John Donne’s ”The Ecstasy” raises the question of a transpersonal dimension contingent in our interactions with one another that would break the fantasm. As the poet says,

This ecstasy doth unperplex,
We said, and tell us what we love
We see by this it was not sex;
We see we saw not what did move

A spectator watches in the poem the souls of its ecstatic lovers “negotiate” without being able to determine “which soul spake,” as if there were a third agent involved in the encounter, as if there be another dimension of being, beyond binaries.
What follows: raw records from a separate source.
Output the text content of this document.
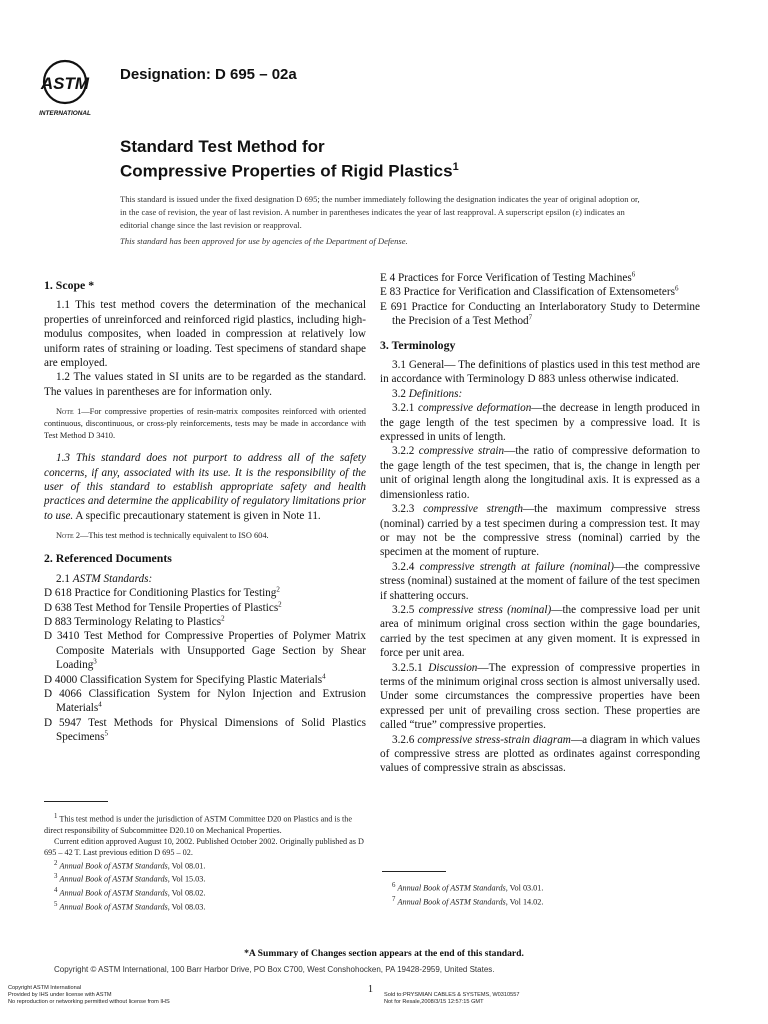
ASTM
INTERNATIONAL
Designation: D 695 – 02a
Standard Test Method for
Compressive Properties of Rigid Plastics$^1$
This standard is issued under the fixed designation D 695; the number immediately following the designation indicates the year of original adoption or, in the case of revision, the year of last revision. A number in parentheses indicates the year of last reapproval. A superscript epsilon (ε) indicates an editorial change since the last revision or reapproval.
This standard has been approved for use by agencies of the Department of Defense.

1. Scope *

1.1 This test method covers the determination of the mechanical properties of unreinforced and reinforced rigid plastics, including high-modulus composites, when loaded in compression at relatively low uniform rates of straining or loading. Test specimens of standard shape are employed.

1.2 The values stated in SI units are to be regarded as the standard. The values in parentheses are for information only.

Note 1—For compressive properties of resin-matrix composites reinforced with oriented continuous, discontinuous, or cross-ply reinforcements, tests may be made in accordance with Test Method D 3410.

1.3 This standard does not purport to address all of the safety concerns, if any, associated with its use. It is the responsibility of the user of this standard to establish appropriate safety and health practices and determine the applicability of regulatory limitations prior to use. A specific precautionary statement is given in Note 11.

Note 2—This test method is technically equivalent to ISO 604.

2. Referenced Documents

2.1 ASTM Standards:

D 618 Practice for Conditioning Plastics for Testing$^2$

D 638 Test Method for Tensile Properties of Plastics$^2$

D 883 Terminology Relating to Plastics$^2$

D 3410 Test Method for Compressive Properties of Polymer Matrix Composite Materials with Unsupported Gage Section by Shear Loading$^3$

D 4000 Classification System for Specifying Plastic Materials$^4$

D 4066 Classification System for Nylon Injection and Extrusion Materials$^4$

D 5947 Test Methods for Physical Dimensions of Solid Plastics Specimens$^5$

$^1$ This test method is under the jurisdiction of ASTM Committee D20 on Plastics and is the direct responsibility of Subcommittee D20.10 on Mechanical Properties.

Current edition approved August 10, 2002. Published October 2002. Originally published as D 695 – 42 T. Last previous edition D 695 – 02.

$^2$ Annual Book of ASTM Standards, Vol 08.01.

$^3$ Annual Book of ASTM Standards, Vol 15.03.

$^4$ Annual Book of ASTM Standards, Vol 08.02.

$^5$ Annual Book of ASTM Standards, Vol 08.03.

E 4 Practices for Force Verification of Testing Machines$^6$

E 83 Practice for Verification and Classification of Extensometers$^6$

E 691 Practice for Conducting an Interlaboratory Study to Determine the Precision of a Test Method$^7$

3. Terminology

3.1 General— The definitions of plastics used in this test method are in accordance with Terminology D 883 unless otherwise indicated.

3.2 Definitions:

3.2.1 compressive deformation—the decrease in length produced in the gage length of the test specimen by a compressive load. It is expressed in units of length.

3.2.2 compressive strain—the ratio of compressive deformation to the gage length of the test specimen, that is, the change in length per unit of original length along the longitudinal axis. It is expressed as a dimensionless ratio.

3.2.3 compressive strength—the maximum compressive stress (nominal) carried by a test specimen during a compression test. It may or may not be the compressive stress (nominal) carried by the specimen at the moment of rupture.

3.2.4 compressive strength at failure (nominal)—the compressive stress (nominal) sustained at the moment of failure of the test specimen if shattering occurs.

3.2.5 compressive stress (nominal)—the compressive load per unit area of minimum original cross section within the gage boundaries, carried by the test specimen at any given moment. It is expressed in force per unit area.

3.2.5.1 Discussion—The expression of compressive properties in terms of the minimum original cross section is almost universally used. Under some circumstances the compressive properties have been expressed per unit of prevailing cross section. These properties are called “true” compressive properties.

3.2.6 compressive stress-strain diagram—a diagram in which values of compressive stress are plotted as ordinates against corresponding values of compressive strain as abscissas.

$^6$ Annual Book of ASTM Standards, Vol 03.01.

$^7$ Annual Book of ASTM Standards, Vol 14.02.

*A Summary of Changes section appears at the end of this standard.
Copyright © ASTM International, 100 Barr Harbor Drive, PO Box C700, West Conshohocken, PA 19428-2959, United States.
Copyright ASTM International
Provided by IHS under license with ASTM
No reproduction or networking permitted without license from IHS
1 Sold to:PRYSMIAN CABLES & SYSTEMS, W0310557
Not for Resale,2008/3/15 12:57:15 GMT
The ecstasy is a break, it is an ex-stasis, an uprooting; it breaks the eternal return of the real; it breaks our karma, you might say. It is a break (from the past) that carries the promise of a rewriting of ourselves/our bodies in that the ecstasy “doth unperplex,” thus leaving us in the nakedness of unconcealment as we are thrown elsewhere, head over heels. It’s diabolic.

The perceptions derived from “The Ecstasy” cannot be ignored: It points toward a transpersonal dimension at work in intersubjective relations; a dimension of which we can have no knowledge except through subjective experience.


Sources

Donne, John. "The Ecstasy." The Norton Anthology of English Literature, vol. 1, W.W. Norton, 1979.